ITV's case exemplifies how a strategic focus on content governance and optimisation can not only enhance operational efficiency but also drive revenue growth in a competitive landscape. The company's proactive measures in refining its content management practices have positioned it as a resilient player in the global media and broadcasting industry.

5 Lessons Learned

Hot data is your greatest asset: Clean, recent, and tagged source data that is central to your business model represents your most significant asset. It is intriguing how many businesses fail to leverage it effectively while seeking additional data.
There is no magic solution to transform obsolete data into valuable insights: There is a reason why dark data remains unused, and it is not solely due to storage issues. Why expend valuable resources on cleaning, tagging, and restoring it, or even retaining it?

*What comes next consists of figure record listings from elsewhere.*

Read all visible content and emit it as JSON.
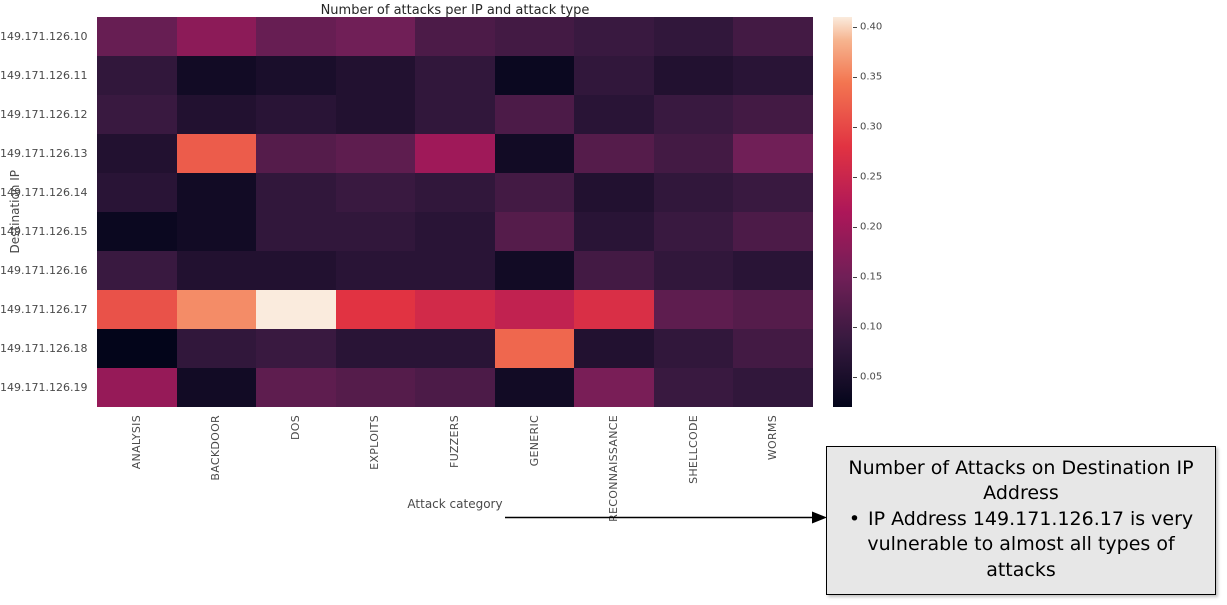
{
  "chart_data": {
    "type": "heatmap",
    "title": "Number of attacks per IP and attack type",
    "xlabel": "Attack category",
    "ylabel": "Destination IP",
    "columns": [
      "ANALYSIS",
      "BACKDOOR",
      "DOS",
      "EXPLOITS",
      "FUZZERS",
      "GENERIC",
      "RECONNAISSANCE",
      "SHELLCODE",
      "WORMS"
    ],
    "rows": [
      "149.171.126.10",
      "149.171.126.11",
      "149.171.126.12",
      "149.171.126.13",
      "149.171.126.14",
      "149.171.126.15",
      "149.171.126.16",
      "149.171.126.17",
      "149.171.126.18",
      "149.171.126.19"
    ],
    "values": [
      [
        0.14,
        0.18,
        0.14,
        0.15,
        0.11,
        0.1,
        0.09,
        0.08,
        0.1
      ],
      [
        0.08,
        0.04,
        0.05,
        0.06,
        0.08,
        0.03,
        0.08,
        0.06,
        0.07
      ],
      [
        0.09,
        0.06,
        0.07,
        0.06,
        0.08,
        0.11,
        0.07,
        0.09,
        0.1
      ],
      [
        0.06,
        0.32,
        0.12,
        0.13,
        0.2,
        0.04,
        0.12,
        0.1,
        0.15
      ],
      [
        0.07,
        0.04,
        0.08,
        0.09,
        0.08,
        0.1,
        0.06,
        0.08,
        0.09
      ],
      [
        0.03,
        0.04,
        0.08,
        0.08,
        0.07,
        0.12,
        0.07,
        0.09,
        0.11
      ],
      [
        0.09,
        0.06,
        0.06,
        0.07,
        0.07,
        0.04,
        0.1,
        0.08,
        0.07
      ],
      [
        0.31,
        0.36,
        0.41,
        0.28,
        0.26,
        0.24,
        0.27,
        0.13,
        0.12
      ],
      [
        0.02,
        0.08,
        0.09,
        0.07,
        0.07,
        0.33,
        0.06,
        0.08,
        0.1
      ],
      [
        0.19,
        0.04,
        0.13,
        0.12,
        0.11,
        0.04,
        0.16,
        0.09,
        0.08
      ]
    ],
    "vmin": 0.02,
    "vmax": 0.41,
    "colorbar_ticks": [
      0.05,
      0.1,
      0.15,
      0.2,
      0.25,
      0.3,
      0.35,
      0.4
    ],
    "legend_position": "right-colorbar",
    "grid": false,
    "colormap": {
      "name": "rocket",
      "anchors": [
        [
          0.0,
          "#03051A"
        ],
        [
          0.167,
          "#35193E"
        ],
        [
          0.333,
          "#701F57"
        ],
        [
          0.5,
          "#AD1759"
        ],
        [
          0.667,
          "#E13342"
        ],
        [
          0.833,
          "#F37651"
        ],
        [
          0.94,
          "#F6B48F"
        ],
        [
          1.0,
          "#FAEBDD"
        ]
      ]
    }
  },
  "annotation": {
    "title_line": "Number of Attacks on Destination IP Address",
    "bullet_marker": "•",
    "bullet_text": "IP Address 149.171.126.17 is very vulnerable to almost all types of attacks"
  }
}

Less is more: Accumulating excessive data and diversifying it across various formats and databases is counterproductive. Instead, focus on data minimisation techniques at the point of data creation, beginning with computational and architectural design.
Strategic data access: When training AI models, unless an organisation has unrestricted access to external data sources (e.g., social media), retrieving dark, cold data from cloud archives can become prohibitively expensive. Small AI/ML or statistical models can effectively address clearly defined business challenges.
Simplicity is key: Implementing simple, robust governance and discipline in data management—whether in architecture, storage, or tagging—will significantly enhance the utilisation of existing data and achieve desired commercial outcomes.